The fund house had been hurt by investor jitters that Mr Trump’s plans to cut taxes and boost infrastructure could drive up interest rates and bond yields, hitting emerging markets in the process.
But Mark Coombs, chief executive officer at Ashmore, said investor sentiment towards emerging markets has improved again this year, following a rally during the first 10 months of 2016.
“While the US election outcome interrupted the improvement in sentiment towards emerging markets, the effect has been short-lived with asset prices strengthening into 2017,” he said.
The group’s share price rose 50 per cent in the first 10 months of 2016 as investors bet that it would benefit from a rally in emerging markets. But it fell again following Mr Trump’s election in November and ended the year up 11 per cent.
The company also reported an improvement in performance, with 91 per cent of its assets under management outperforming benchmarks over one year, and 81 per cent over three years.

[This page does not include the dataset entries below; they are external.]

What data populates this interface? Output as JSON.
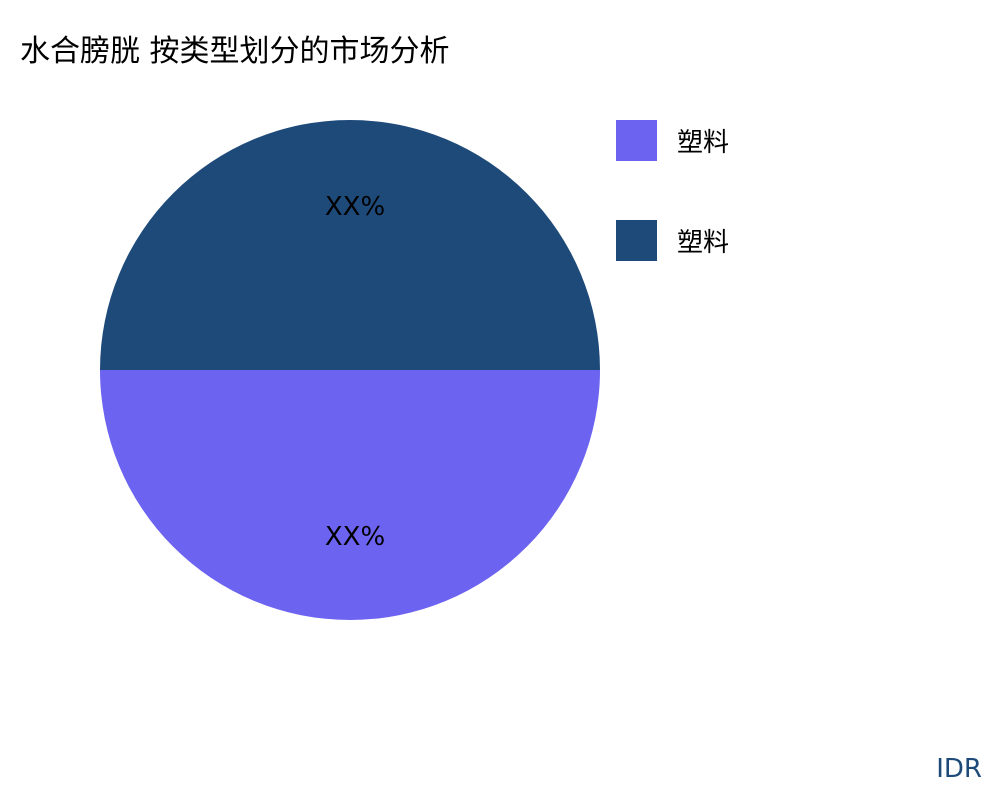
{
  "title": "水合膀胱 按类型划分的市场分析",
  "watermark": "IDR",
  "chart_data": {
    "type": "pie",
    "title": "水合膀胱 按类型划分的市场分析",
    "slices": [
      {
        "name": "塑料",
        "value": 50,
        "label": "XX%",
        "color": "#6c63f0"
      },
      {
        "name": "塑料",
        "value": 50,
        "label": "XX%",
        "color": "#1e4a7a"
      }
    ],
    "legend_position": "right"
  }
}
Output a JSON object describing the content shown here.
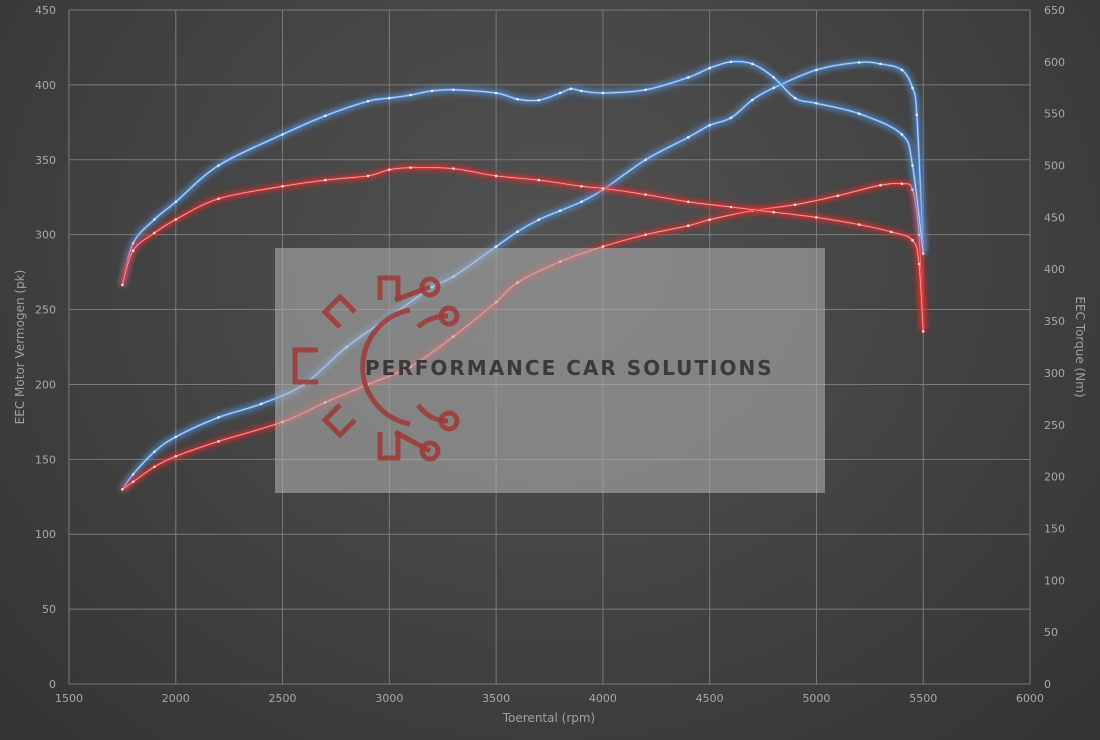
{
  "chart_data": {
    "type": "line",
    "title": "",
    "xlabel": "Toerental (rpm)",
    "ylabel_left": "EEC Motor Vermogen (pk)",
    "ylabel_right": "EEC Torque (Nm)",
    "xlim": [
      1500,
      6000
    ],
    "ylim_left": [
      0,
      450
    ],
    "ylim_right": [
      0,
      650
    ],
    "x_ticks": [
      1500,
      2000,
      2500,
      3000,
      3500,
      4000,
      4500,
      5000,
      5500,
      6000
    ],
    "y_ticks_left": [
      0,
      50,
      100,
      150,
      200,
      250,
      300,
      350,
      400,
      450
    ],
    "y_ticks_right": [
      0,
      50,
      100,
      150,
      200,
      250,
      300,
      350,
      400,
      450,
      500,
      550,
      600,
      650
    ],
    "grid": true,
    "legend": "none",
    "series": [
      {
        "color": "#5b9be8",
        "axis": "left",
        "x": [
          1750,
          1800,
          1900,
          2000,
          2200,
          2400,
          2600,
          2800,
          3000,
          3200,
          3300,
          3500,
          3600,
          3700,
          3800,
          3900,
          4000,
          4200,
          4400,
          4500,
          4600,
          4700,
          4800,
          5000,
          5200,
          5300,
          5400,
          5450,
          5470,
          5500
        ],
        "values": [
          130,
          140,
          155,
          165,
          178,
          187,
          200,
          225,
          245,
          265,
          272,
          292,
          302,
          310,
          316,
          322,
          330,
          350,
          365,
          373,
          378,
          390,
          398,
          410,
          415,
          414,
          410,
          398,
          380,
          290
        ]
      },
      {
        "color": "#e23434",
        "axis": "left",
        "x": [
          1750,
          1800,
          1900,
          2000,
          2200,
          2500,
          2700,
          2900,
          3100,
          3300,
          3500,
          3600,
          3800,
          4000,
          4200,
          4400,
          4500,
          4700,
          4900,
          5100,
          5300,
          5400,
          5450,
          5480,
          5500
        ],
        "values": [
          130,
          135,
          145,
          152,
          162,
          175,
          188,
          200,
          212,
          232,
          255,
          268,
          282,
          292,
          300,
          306,
          310,
          316,
          320,
          326,
          333,
          334,
          330,
          300,
          238
        ]
      },
      {
        "color": "#5b9be8",
        "axis": "right",
        "x": [
          1750,
          1800,
          1900,
          2000,
          2200,
          2500,
          2700,
          2900,
          3000,
          3100,
          3200,
          3300,
          3500,
          3600,
          3700,
          3800,
          3850,
          3900,
          4000,
          4200,
          4400,
          4500,
          4600,
          4700,
          4800,
          4900,
          5000,
          5200,
          5400,
          5450,
          5500
        ],
        "values": [
          385,
          425,
          448,
          465,
          500,
          530,
          548,
          562,
          565,
          568,
          572,
          573,
          570,
          564,
          563,
          570,
          574,
          572,
          570,
          573,
          585,
          594,
          600,
          598,
          585,
          565,
          560,
          550,
          530,
          500,
          415
        ]
      },
      {
        "color": "#e23434",
        "axis": "right",
        "x": [
          1750,
          1800,
          1900,
          2000,
          2200,
          2500,
          2700,
          2900,
          3000,
          3100,
          3300,
          3500,
          3700,
          3900,
          4000,
          4200,
          4400,
          4600,
          4800,
          5000,
          5200,
          5350,
          5450,
          5480,
          5500
        ],
        "values": [
          385,
          418,
          435,
          448,
          468,
          480,
          486,
          490,
          496,
          498,
          497,
          490,
          486,
          480,
          478,
          472,
          465,
          460,
          455,
          450,
          443,
          436,
          428,
          405,
          340
        ]
      }
    ]
  },
  "watermark": {
    "brand": "PERFORMANCE CAR SOLUTIONS",
    "logo_icon": "gear-circuit-icon",
    "logo_color": "#9e3a36"
  }
}
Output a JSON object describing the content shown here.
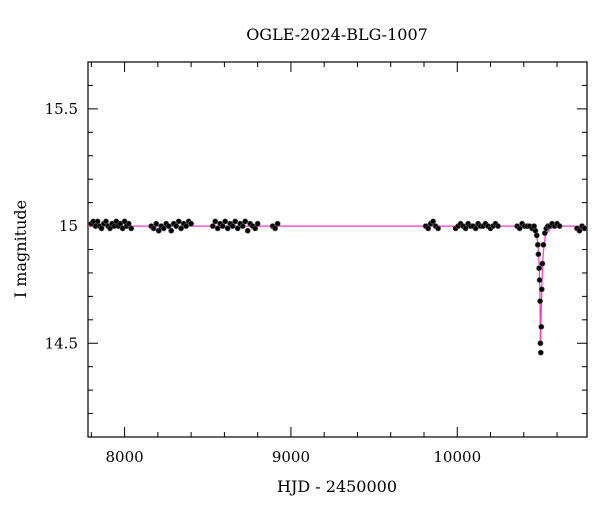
{
  "chart_data": {
    "type": "scatter",
    "title": "OGLE-2024-BLG-1007",
    "xlabel": "HJD - 2450000",
    "ylabel": "I magnitude",
    "xlim": [
      7780,
      10780
    ],
    "ylim": [
      15.7,
      14.1
    ],
    "y_inverted": true,
    "grid": false,
    "legend": "none",
    "x_ticks": [
      {
        "value": 8000,
        "label": "8000"
      },
      {
        "value": 9000,
        "label": "9000"
      },
      {
        "value": 10000,
        "label": "10000"
      }
    ],
    "x_minor_step": 200,
    "y_ticks": [
      {
        "value": 14.5,
        "label": "14.5"
      },
      {
        "value": 15.0,
        "label": "15"
      },
      {
        "value": 15.5,
        "label": "15.5"
      }
    ],
    "y_minor_step": 0.1,
    "colors": {
      "points": "#000000",
      "point_outline": "#5a5a5a",
      "model": "#ff33cc",
      "frame": "#000000"
    },
    "series": [
      {
        "kind": "points",
        "x": [
          7800,
          7812,
          7825,
          7838,
          7850,
          7862,
          7875,
          7888,
          7900,
          7912,
          7925,
          7938,
          7950,
          7962,
          7975,
          7988,
          8000,
          8012,
          8025,
          8040,
          8160,
          8175,
          8190,
          8205,
          8220,
          8235,
          8250,
          8265,
          8280,
          8295,
          8310,
          8325,
          8340,
          8355,
          8370,
          8385,
          8400,
          8530,
          8545,
          8560,
          8575,
          8590,
          8605,
          8620,
          8635,
          8650,
          8665,
          8680,
          8695,
          8710,
          8725,
          8740,
          8755,
          8770,
          8785,
          8800,
          8890,
          8905,
          8920,
          9810,
          9825,
          9840,
          9855,
          9870,
          9885,
          9990,
          10005,
          10020,
          10035,
          10050,
          10065,
          10080,
          10095,
          10110,
          10125,
          10140,
          10155,
          10170,
          10185,
          10200,
          10215,
          10230,
          10245,
          10360,
          10375,
          10390,
          10405,
          10420,
          10435,
          10450,
          10462,
          10470,
          10478,
          10484,
          10488,
          10492,
          10495,
          10498,
          10500,
          10502,
          10505,
          10508,
          10512,
          10518,
          10526,
          10535,
          10545,
          10555,
          10570,
          10585,
          10600,
          10615,
          10720,
          10735,
          10750,
          10765
        ],
        "y": [
          15.01,
          15.02,
          15.0,
          15.02,
          15.0,
          14.99,
          15.01,
          15.02,
          15.0,
          14.99,
          15.01,
          15.0,
          15.02,
          15.0,
          15.01,
          14.99,
          15.02,
          15.0,
          15.01,
          14.99,
          15.0,
          14.99,
          15.01,
          14.98,
          15.0,
          14.99,
          15.01,
          15.0,
          14.98,
          15.01,
          15.0,
          15.02,
          14.99,
          15.01,
          15.0,
          15.02,
          15.01,
          15.0,
          15.02,
          14.99,
          15.01,
          15.0,
          15.02,
          14.99,
          15.01,
          15.0,
          15.02,
          14.99,
          15.01,
          15.0,
          15.02,
          14.98,
          15.01,
          15.0,
          14.99,
          15.01,
          15.0,
          14.99,
          15.01,
          15.0,
          14.99,
          15.01,
          15.02,
          15.0,
          14.99,
          14.99,
          15.0,
          15.01,
          15.0,
          14.99,
          15.01,
          15.0,
          15.0,
          14.99,
          15.01,
          15.0,
          15.0,
          15.01,
          15.0,
          14.99,
          15.0,
          15.01,
          15.0,
          15.0,
          14.99,
          15.01,
          15.0,
          15.0,
          15.0,
          14.99,
          15.0,
          14.98,
          14.96,
          14.92,
          14.88,
          14.82,
          14.77,
          14.68,
          14.5,
          14.46,
          14.57,
          14.73,
          14.84,
          14.92,
          14.97,
          14.99,
          15.0,
          15.0,
          15.01,
          15.0,
          15.01,
          15.0,
          14.99,
          14.98,
          15.0,
          14.99
        ]
      },
      {
        "kind": "model",
        "x": [
          7780,
          10380,
          10440,
          10470,
          10484,
          10492,
          10497,
          10500,
          10503,
          10508,
          10516,
          10530,
          10560,
          10620,
          10780
        ],
        "y": [
          15.0,
          15.0,
          14.995,
          14.98,
          14.93,
          14.84,
          14.72,
          14.5,
          14.58,
          14.74,
          14.88,
          14.96,
          14.99,
          15.0,
          15.0
        ]
      }
    ]
  }
}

Peter Lenardos, analyst at RBC, the bank, says: “We continue to believe that Ashmore is a best-in-class operator in a challenged asset class, emerging market fixed income.”
The fund house has failed to attract investor inflows for 10 consecutive quarters, but has hinted that it expects new money to return before the end of its financial year in June.
Last month, Ashmore said that it had suffered $700m of outflows during its second quarter to the end of December.
According to Moringstar, the data provider, investors put $65.7bn into emerging market-focused funds during 2016, after several years of shunning the asset class.